[PATCH] D46126: [SLP] Vectorize transposable binary operand bundles

Matthew Simpson via Phabricator via llvm-commits llvm-commits at lists.llvm.org
Mon Apr 30 11:08:59 PDT 2018


mssimpso added a comment.

In https://reviews.llvm.org/D46126#1082870, @Ayal wrote:

> This is reminiscent of LV's interleave group optimization, in the sense that a couple of correlated inefficient vector "gathers" are replaced by a couple of efficiently formed vectors followed by transposing shuffles. The correlated gathers may come from the two operands of a binary operation, as in this patch, or more generally from arbitrary leaves of the SLP tree.


Thanks for taking a look at the patch, Ayal! Yes, that's right. It's a little like LV's interleave groups. While the "correlated gathers" would be leaves of the tree without this patch, if we can perform a transpose, we can continue recursively building a deeper tree based on the shuffled bundles. That's a good summary that could be incorporated in the comment above `transposeBinOpBundle`.

And yes, the approach is currently limited to the two operands of binary operations.
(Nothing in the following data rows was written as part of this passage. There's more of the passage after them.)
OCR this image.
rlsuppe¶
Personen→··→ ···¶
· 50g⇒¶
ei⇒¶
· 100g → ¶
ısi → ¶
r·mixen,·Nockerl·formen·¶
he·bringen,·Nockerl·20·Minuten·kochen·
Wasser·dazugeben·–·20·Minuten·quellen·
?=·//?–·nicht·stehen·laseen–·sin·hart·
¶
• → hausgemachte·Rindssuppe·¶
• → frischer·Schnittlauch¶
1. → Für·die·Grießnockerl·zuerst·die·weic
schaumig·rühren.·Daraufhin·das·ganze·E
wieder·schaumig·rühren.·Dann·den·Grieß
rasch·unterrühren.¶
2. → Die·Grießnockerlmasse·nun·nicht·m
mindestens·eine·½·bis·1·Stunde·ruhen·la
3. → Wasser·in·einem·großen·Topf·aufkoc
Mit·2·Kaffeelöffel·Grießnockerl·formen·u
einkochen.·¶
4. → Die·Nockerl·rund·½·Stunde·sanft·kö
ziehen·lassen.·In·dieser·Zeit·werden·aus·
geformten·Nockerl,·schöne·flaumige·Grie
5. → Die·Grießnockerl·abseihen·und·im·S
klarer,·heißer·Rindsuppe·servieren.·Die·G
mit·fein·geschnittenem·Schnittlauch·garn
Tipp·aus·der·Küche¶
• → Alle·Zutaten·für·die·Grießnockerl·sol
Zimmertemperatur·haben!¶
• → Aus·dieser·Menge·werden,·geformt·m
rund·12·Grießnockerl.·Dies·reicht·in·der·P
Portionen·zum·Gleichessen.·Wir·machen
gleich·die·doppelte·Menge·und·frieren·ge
But  it could be generalized to include the operands of other instructions, or as you point out, any correlated gathers in the SLP tree.



================
Comment at: lib/Analysis/VectorUtils.cpp:535
+  return ConstantVector::get(Mask);
+}
+
----------------
Ayal wrote:
> Could `createStrideMask` be (re)used?
Not directly, but we could use `createStrideMask` to create two stride-2 masks and then interleave them.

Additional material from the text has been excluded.